Свое и чужое время | страница 15



Кононов, упрямо уставившись в пол, переминался с ноги на ногу, но раскаянием не тронулся.

— Взял, — пробормотал глухо, — все брали… и я…

Исчерпав лимит, вновь предоставили слово подсудимому:

— Вы хотите что-нибудь сообщить суду?

— Суду — ничего! — отмахнулся он и в безысходном отчаянии крикнул в зал: — Верка! Хочу гречневой каши!

Верка уронила голову на спинку стула сидевшего впереди комсомольца и, не сдерживаясь, зарыдала в голос…

Кононов, следуя дурному примеру Синего, рассказал все это на случайном привале, хотя откровения в нашей среде считались непотребным барахлом и слюнтяйством.

А было это так.

Лет семь-восемь назад промышляли мы в одной деревеньке под названием Чудилово и как-то поджидали возвращения дяди Вани, ушедшего без охоты в далекую дорогу, протянувшуюся мимо унылых полей и подлесков, вдоль почти стоячей реки, за которой и маячил поселок колхоза «Коммунар» с конторою посредине.
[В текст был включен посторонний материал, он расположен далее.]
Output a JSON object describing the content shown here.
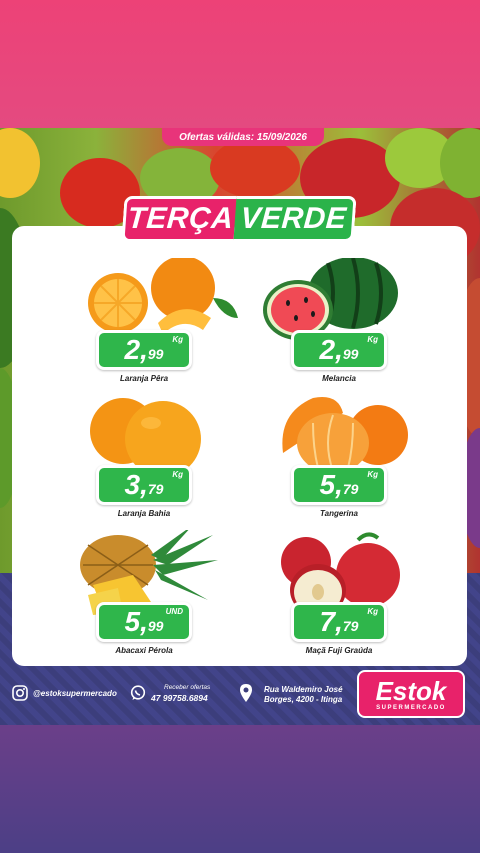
{
  "flyer": {
    "validity": "Ofertas válidas: 15/09/2026",
    "title_left": "TERÇA",
    "title_right": "VERDE"
  },
  "products": [
    {
      "name": "Laranja Pêra",
      "price_int": "2",
      "price_cents": "99",
      "unit": "Kg",
      "icon": "orange-icon"
    },
    {
      "name": "Melancia",
      "price_int": "2",
      "price_cents": "99",
      "unit": "Kg",
      "icon": "watermelon-icon"
    },
    {
      "name": "Laranja Bahia",
      "price_int": "3",
      "price_cents": "79",
      "unit": "Kg",
      "icon": "orange-icon"
    },
    {
      "name": "Tangerina",
      "price_int": "5",
      "price_cents": "79",
      "unit": "Kg",
      "icon": "tangerine-icon"
    },
    {
      "name": "Abacaxi Pérola",
      "price_int": "5",
      "price_cents": "99",
      "unit": "UND",
      "icon": "pineapple-icon"
    },
    {
      "name": "Maçã Fuji Graúda",
      "price_int": "7",
      "price_cents": "79",
      "unit": "Kg",
      "icon": "apple-icon"
    }
  ],
  "footer": {
    "instagram": "@estoksupermercado",
    "whatsapp_label": "Receber ofertas",
    "whatsapp_number": "47 99758.6894",
    "address_line1": "Rua Waldemiro José",
    "address_line2": "Borges, 4200 - Itinga"
  },
  "brand": {
    "name": "Estok",
    "sub": "SUPERMERCADO"
  },
  "colors": {
    "pink": "#e8226a",
    "green": "#2fb64b",
    "navy": "#3c3e7c"
  }
}
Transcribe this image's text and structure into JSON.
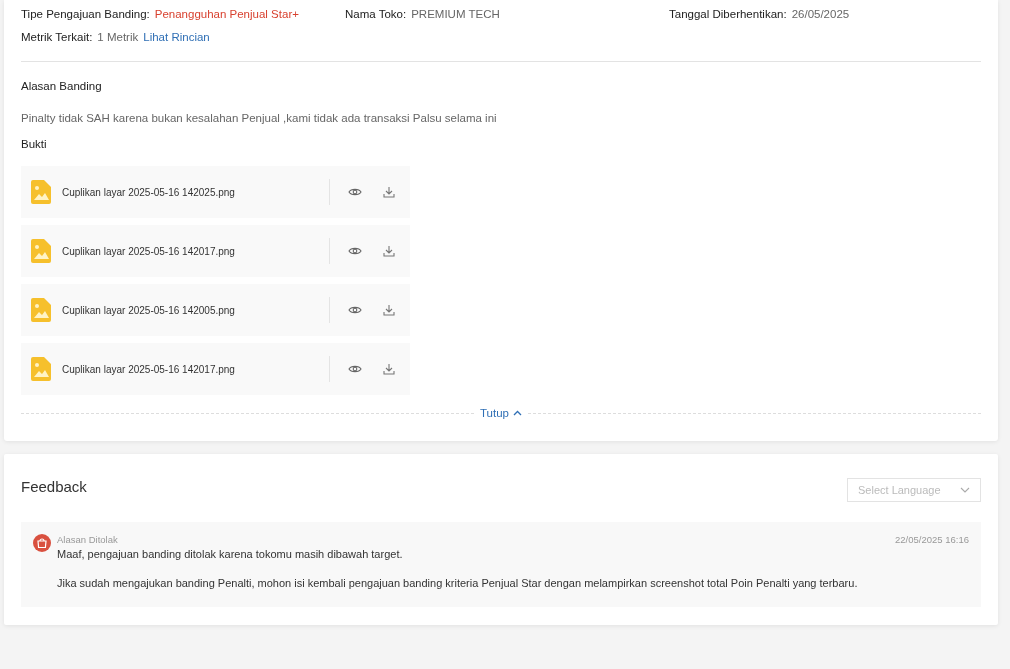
{
  "info": [
    {
      "label": "Tipe Pengajuan Banding:",
      "value": "Penangguhan Penjual Star+",
      "kind": "alert"
    },
    {
      "label": "Nama Toko:",
      "value": "PREMIUM TECH",
      "kind": "plain"
    },
    {
      "label": "Tanggal Diberhentikan:",
      "value": "26/05/2025",
      "kind": "plain"
    }
  ],
  "metric": {
    "label": "Metrik Terkait:",
    "value": "1 Metrik",
    "link": "Lihat Rincian"
  },
  "reason": {
    "title": "Alasan Banding",
    "text": "Pinalty tidak SAH karena bukan kesalahan Penjual ,kami tidak ada transaksi Palsu selama ini"
  },
  "evidence": {
    "title": "Bukti",
    "files": [
      {
        "name": "Cuplikan layar 2025-05-16 142025.png"
      },
      {
        "name": "Cuplikan layar 2025-05-16 142017.png"
      },
      {
        "name": "Cuplikan layar 2025-05-16 142005.png"
      },
      {
        "name": "Cuplikan layar 2025-05-16 142017.png"
      }
    ]
  },
  "collapse": {
    "label": "Tutup",
    "expanded": true
  },
  "feedback": {
    "title": "Feedback",
    "language_select": {
      "placeholder": "Select Language"
    },
    "messages": [
      {
        "label": "Alasan Ditolak",
        "time": "22/05/2025 16:16",
        "lines": [
          "Maaf, pengajuan banding ditolak karena tokomu masih dibawah target.",
          "Jika sudah mengajukan banding Penalti, mohon isi kembali pengajuan banding kriteria Penjual Star dengan melampirkan screenshot total Poin Penalti yang terbaru."
        ]
      }
    ]
  }
}
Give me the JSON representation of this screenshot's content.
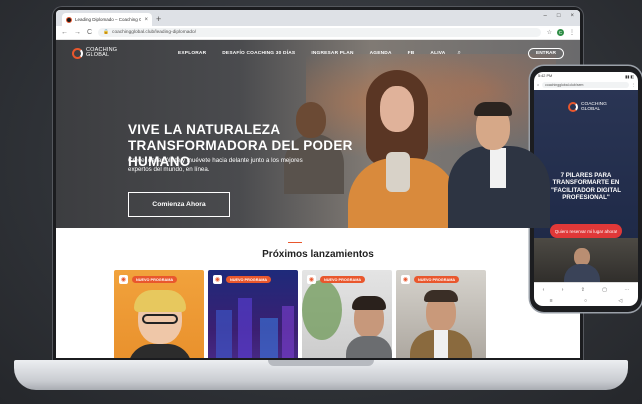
{
  "browser": {
    "tab_title": "Leading Diplomado – Coaching Glo…",
    "tab_close": "×",
    "new_tab": "+",
    "url": "coachingglobal.club/leading-diplomado/",
    "back": "←",
    "forward": "→",
    "reload": "C",
    "profile_initial": "C"
  },
  "site": {
    "logo_line1": "COACHING",
    "logo_line2": "GLOBAL",
    "nav": [
      "EXPLORAR",
      "DESAFÍO COACHING 30 DÍAS",
      "INGRESAR PLAN",
      "AGENDA",
      "FB",
      "ALIVA"
    ],
    "enter_button": "ENTRAR",
    "hero_title": "VIVE LA NATURALEZA TRANSFORMADORA DEL PODER HUMANO",
    "hero_subtitle": "Crece, desarróllate y muévete hacia delante junto a los mejores expertos del mundo, en línea.",
    "cta": "Comienza Ahora",
    "section_title": "Próximos lanzamientos",
    "cards": [
      {
        "tag": "NUEVO PROGRAMA"
      },
      {
        "tag": "NUEVO PROGRAMA"
      },
      {
        "tag": "NUEVO PROGRAMA"
      },
      {
        "tag": "NUEVO PROGRAMA"
      }
    ]
  },
  "phone": {
    "time": "5:42 PM",
    "status_icons": "▮▮ ◧",
    "url": "coachingglobal.club/sem",
    "logo_line1": "COACHING",
    "logo_line2": "GLOBAL",
    "title": "7 PILARES PARA TRANSFORMARTE EN \"FACILITADOR DIGITAL PROFESIONAL\"",
    "cta": "Quiero reservar mi lugar ahora!"
  },
  "colors": {
    "accent": "#e9572d",
    "phone_bg": "#2a3554",
    "phone_cta": "#e03838"
  }
}
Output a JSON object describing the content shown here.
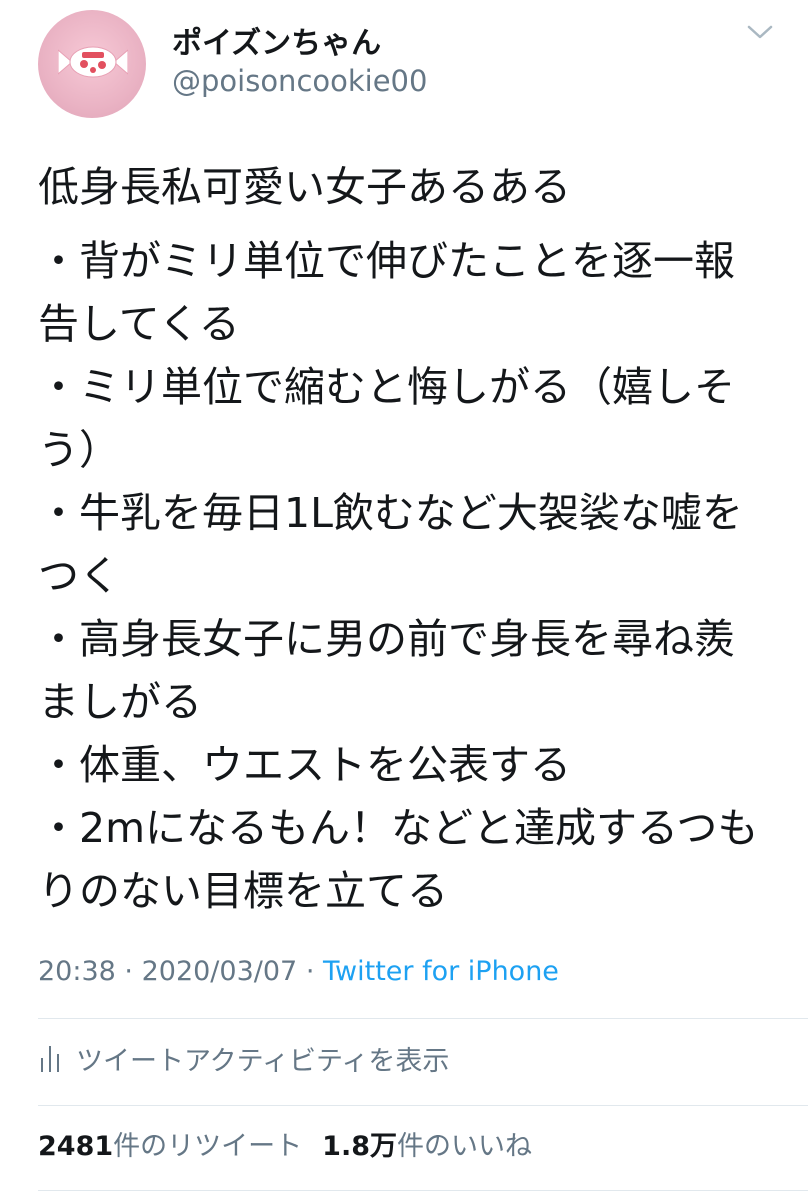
{
  "user": {
    "display_name": "ポイズンちゃん",
    "handle": "@poisoncookie00"
  },
  "tweet": {
    "title": "低身長私可愛い女子あるある",
    "lines": [
      "・背がミリ単位で伸びたことを逐一報",
      "告してくる",
      "・ミリ単位で縮むと悔しがる（嬉しそ",
      "う）",
      "・牛乳を毎日1L飲むなど大袈裟な嘘を",
      "つく",
      "・高身長女子に男の前で身長を尋ね羨",
      "ましがる",
      "・体重、ウエストを公表する",
      "・2mになるもん！などと達成するつも",
      "りのない目標を立てる"
    ],
    "time": "20:38",
    "separator": "·",
    "date": "2020/03/07",
    "source": "Twitter for iPhone"
  },
  "activity": {
    "label": "ツイートアクティビティを表示",
    "icon": "bar-chart-icon"
  },
  "stats": {
    "retweets_count": "2481",
    "retweets_label": "件のリツイート",
    "likes_count": "1.8万",
    "likes_label": "件のいいね"
  },
  "colors": {
    "text": "#14171a",
    "secondary": "#657786",
    "link": "#1da1f2",
    "divider": "#e1e8ed"
  }
}
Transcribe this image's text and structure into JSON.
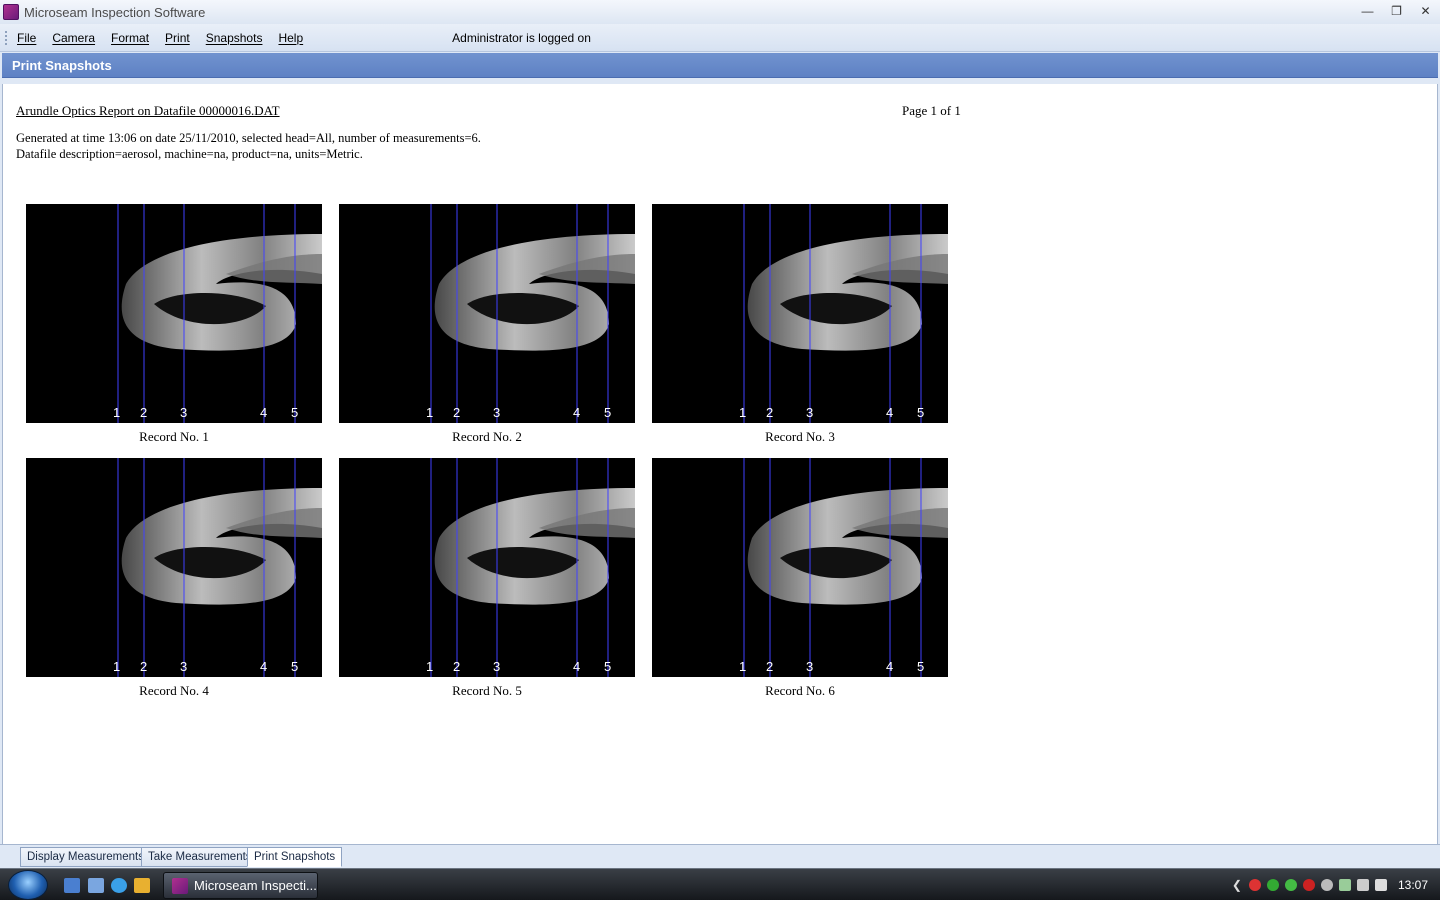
{
  "window": {
    "title": "Microseam Inspection Software"
  },
  "menu": {
    "items": [
      {
        "label": "File"
      },
      {
        "label": "Camera"
      },
      {
        "label": "Format"
      },
      {
        "label": "Print"
      },
      {
        "label": "Snapshots"
      },
      {
        "label": "Help"
      }
    ],
    "status": "Administrator is logged on"
  },
  "section": {
    "title": "Print Snapshots"
  },
  "report": {
    "title": "Arundle Optics Report on Datafile 00000016.DAT",
    "page": "Page 1 of 1",
    "line1": "Generated at time 13:06 on date 25/11/2010, selected head=All, number of measurements=6.",
    "line2": "Datafile description=aerosol, machine=na, product=na, units=Metric."
  },
  "snapshots": {
    "marker_labels": [
      "1",
      "2",
      "3",
      "4",
      "5"
    ],
    "captions": [
      "Record No. 1",
      "Record No. 2",
      "Record No. 3",
      "Record No. 4",
      "Record No. 5",
      "Record No. 6"
    ]
  },
  "tabs": [
    "Display Measurements",
    "Take Measurements",
    "Print Snapshots"
  ],
  "taskbar": {
    "app_button": "Microseam Inspecti...",
    "clock": "13:07"
  },
  "colors": {
    "header": "#6688cc",
    "marker_line": "#4040ff"
  }
}
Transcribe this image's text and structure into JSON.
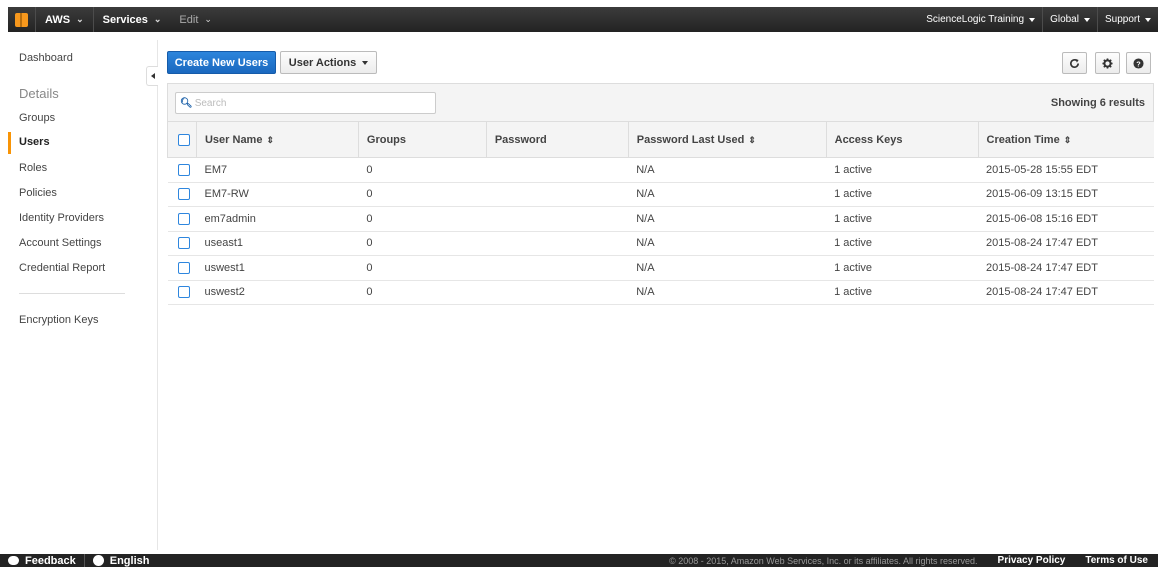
{
  "topbar": {
    "aws": "AWS",
    "services": "Services",
    "edit": "Edit",
    "account": "ScienceLogic Training",
    "region": "Global",
    "support": "Support"
  },
  "sidebar": {
    "dashboard": "Dashboard",
    "details_heading": "Details",
    "items": [
      {
        "label": "Groups"
      },
      {
        "label": "Users",
        "active": true
      },
      {
        "label": "Roles"
      },
      {
        "label": "Policies"
      },
      {
        "label": "Identity Providers"
      },
      {
        "label": "Account Settings"
      },
      {
        "label": "Credential Report"
      }
    ],
    "encryption": "Encryption Keys"
  },
  "toolbar": {
    "create": "Create New Users",
    "actions": "User Actions",
    "refresh_icon": "refresh-icon",
    "settings_icon": "gear-icon",
    "help_icon": "help-icon"
  },
  "search": {
    "placeholder": "Search",
    "results": "Showing 6 results"
  },
  "table": {
    "headers": [
      "User Name",
      "Groups",
      "Password",
      "Password Last Used",
      "Access Keys",
      "Creation Time"
    ],
    "rows": [
      {
        "name": "EM7",
        "groups": "0",
        "password": "",
        "last_used": "N/A",
        "keys": "1 active",
        "created": "2015-05-28 15:55 EDT"
      },
      {
        "name": "EM7-RW",
        "groups": "0",
        "password": "",
        "last_used": "N/A",
        "keys": "1 active",
        "created": "2015-06-09 13:15 EDT"
      },
      {
        "name": "em7admin",
        "groups": "0",
        "password": "",
        "last_used": "N/A",
        "keys": "1 active",
        "created": "2015-06-08 15:16 EDT"
      },
      {
        "name": "useast1",
        "groups": "0",
        "password": "",
        "last_used": "N/A",
        "keys": "1 active",
        "created": "2015-08-24 17:47 EDT"
      },
      {
        "name": "uswest1",
        "groups": "0",
        "password": "",
        "last_used": "N/A",
        "keys": "1 active",
        "created": "2015-08-24 17:47 EDT"
      },
      {
        "name": "uswest2",
        "groups": "0",
        "password": "",
        "last_used": "N/A",
        "keys": "1 active",
        "created": "2015-08-24 17:47 EDT"
      }
    ]
  },
  "footer": {
    "feedback": "Feedback",
    "language": "English",
    "copyright": "© 2008 - 2015, Amazon Web Services, Inc. or its affiliates. All rights reserved.",
    "privacy": "Privacy Policy",
    "terms": "Terms of Use"
  },
  "colors": {
    "primary_button": "#1f73c8",
    "active_marker": "#f89406",
    "topbar": "#232323",
    "aws_logo": "#f7981d"
  }
}
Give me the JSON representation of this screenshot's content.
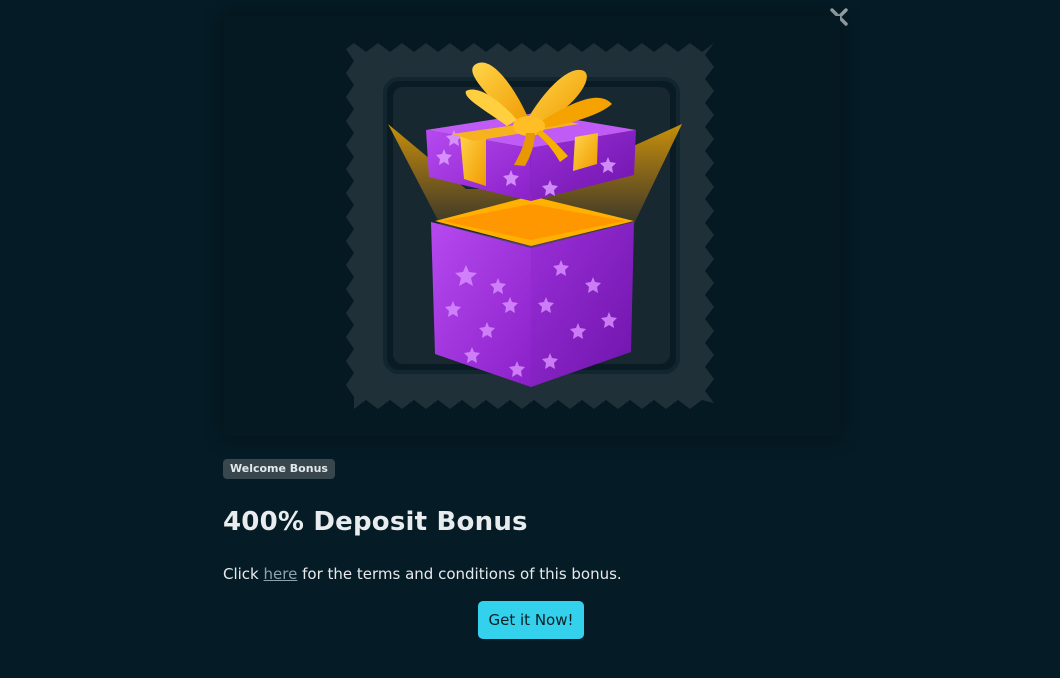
{
  "modal": {
    "badge": "Welcome Bonus",
    "title": "400% Deposit Bonus",
    "terms_prefix": "Click",
    "terms_link": "here",
    "terms_suffix": "for the terms and conditions of this bonus.",
    "cta_label": "Get it Now!"
  },
  "icons": {
    "close": "close-icon",
    "hero": "gift-box-illustration"
  },
  "colors": {
    "background": "#051b25",
    "badge": "#38464d",
    "cta": "#34d1ec",
    "link": "#8fa3ad",
    "gift_purple": "#a63ce0",
    "gift_gold": "#f3a900"
  }
}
Дядя Ваня задумал подбить председателя перебросить наш цех в сравнительно безопасное место, потому что чудиловцы — не ровен час — могли подтвердить в любую минуту под пьяную руку название своей деревеньки. Но дядя Ваня отчего-то не возвращался.

Накануне стояла раздумчивая безветренная погода, какая обычно царит на исходе октября. Солнце висело неподвижно, подсвечивая плотные облака мутноватым желтком. Цепенели деревья и вороны на них, тупо уставившиеся в открытое поле. Молча вслушивалась, вперившись туда же, и деревня, кого-то ожидая. Припали к двум окнам избы и мы, уходя бездумным взглядом вдаль.

На угоре со смешанным лесом стояли с полдесятка овец, затихнувших с приподнятыми мордами. Умиротворение накатывалось до позднего вечера, до самого позднего, пока тусклый желток, так и не сдвинувшись с места, не иссяк дотла.

Дядя Ваня ушел еще на рассвете. Шел он по узкой тропе к оврагу, потом долго шагал по-над его кромкой и растворился уже в мелколесье. Сухой свинцовый воздух окутал поля, лес, ворон на деревьях. За угором негромко хрустнуло. Прошелестел низовой ветерок, принялся заметать подворотни. К ночи снова сошло умиротворение, залило серебром крыши и окна. Выпал ранний снежок!

Замерев от восторга и предощущения тревоги, мы глядели на уже еле видную кромку оврага, занесенного снегом, и ждали. Но дядя Ваня пришел с другой стороны и вломился в избу неожиданно.

— Облава! — крикнул он резко и растер намученную культю.

Облавы, водившие нас по изнаночной стороне России, хоть и не были неожиданностью, но всегда заставали врасплох и вносили такую сумятицу, что изба ходуном ходила от смачного мата, разгоняя с насиженных мест пауков.